Item 9. Undertakings.
(a) The undersigned
Registrant hereby undertakes:
(1) To file, during
any period in which offers or sales are being made, a post-effective amendment to this Registration Statement:
(i) To include
any prospectus required by Section 10(a)(3) of the Securities Act;
(ii) To reflect
in the prospectus any facts or events arising after the effective date of the Registration Statement (or the most recent post-effective
amendment thereof) which, individually or in the aggregate, represent a fundamental change in the information set forth in the Registration
Statement. Notwithstanding the foregoing, any increase or decrease in volume of securities offered (if the total dollar value of securities
offered would not exceed that which was registered) and any deviation from the low or high end of the estimated maximum offering range
may be reflected in the form of prospectus filed with the Commission pursuant to Rule 424(b) if, in the aggregate, the changes
in volume and price represent no more than a 20 percent change in the maximum aggregate offering price set forth in the “Calculation
of Registration Fee” table in the effective registration statement;
(iii) To
include any material information with respect to the plan of distribution not previously disclosed in the Registration Statement or any
material change to such information in the Registration Statement;
provided,
however, that paragraphs (a)(1)(i) and (a)(1)(ii) of this section do not apply if the information required to be
included in a post-effective amendment by those paragraphs is contained in reports filed with or furnished to the Commission by the registrant
pursuant to section 13 or section 15(d) of the Exchange Act that are incorporated by reference in the Registration Statement.
(2) That, for the purpose
of determining any liability under the Securities Act, each such post-effective amendment shall be deemed to be a new registration statement
relating to the securities offered therein, and the offering of such securities at that time shall be deemed to be the initial bona fide
offering thereof.
(3) To remove from registration
by means of a post-effective amendment any of the securities being registered which remain unsold at the termination of the offering.
(b) The undersigned
Registrant hereby undertakes that, for the purposes of determining any liability under the Securities Act, each filing of the Registrant’s
annual report pursuant to Section 13(a) or 15(d) of the Exchange Act (and, where applicable, each filing of an employee
benefit plan’s annual report pursuant to Section 15(d) of the Exchange Act) that is incorporated by reference in the Registration
Statement shall be deemed to be a new registration statement relating to the securities offered therein, and the offering of such securities
at that time shall be deemed to be the initial bona fide offering thereof.
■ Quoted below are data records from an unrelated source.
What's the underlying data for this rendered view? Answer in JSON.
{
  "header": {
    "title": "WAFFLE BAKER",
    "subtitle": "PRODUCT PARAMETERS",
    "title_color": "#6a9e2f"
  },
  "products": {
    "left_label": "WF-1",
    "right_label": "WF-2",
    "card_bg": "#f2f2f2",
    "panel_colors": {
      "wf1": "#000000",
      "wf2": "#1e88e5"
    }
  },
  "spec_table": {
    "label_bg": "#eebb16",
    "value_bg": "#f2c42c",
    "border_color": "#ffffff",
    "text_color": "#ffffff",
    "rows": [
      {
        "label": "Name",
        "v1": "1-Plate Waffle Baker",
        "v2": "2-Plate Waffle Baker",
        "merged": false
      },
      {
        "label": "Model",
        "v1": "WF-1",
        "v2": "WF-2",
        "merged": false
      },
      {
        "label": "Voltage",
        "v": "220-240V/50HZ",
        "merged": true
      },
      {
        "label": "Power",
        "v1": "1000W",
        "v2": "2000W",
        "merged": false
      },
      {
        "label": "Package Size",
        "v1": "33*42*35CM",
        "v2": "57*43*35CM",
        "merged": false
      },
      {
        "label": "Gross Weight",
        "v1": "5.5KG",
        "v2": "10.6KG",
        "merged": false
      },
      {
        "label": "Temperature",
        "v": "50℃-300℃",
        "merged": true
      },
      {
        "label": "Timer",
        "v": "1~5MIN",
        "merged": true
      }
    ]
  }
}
(c) Insofar as indemnification
for liabilities arising under the Securities Act may be permitted to directors, officers and controlling persons of the Registrant pursuant
to the foregoing provisions, or otherwise, the Registrant has been advised that in the opinion of the Commission such indemnification
is against public policy as expressed in the Securities Act and is, therefore, unenforceable. In the event that a claim for indemnification
against such liabilities (other than the payment by the registrant of expenses incurred or paid by a director, officer or controlling
person of the Registrant in the successful defense of any action, suit or proceeding) is asserted by such director, officer or controlling
person in connection with the securities being registered, the Registrant will, unless in the opinion of its counsel the matter has been
settled by controlling precedent, submit to a court of appropriate jurisdiction the question whether such indemnification by it is against
public policy as expressed in the Securities Act and will be governed by the final adjudication of such issue.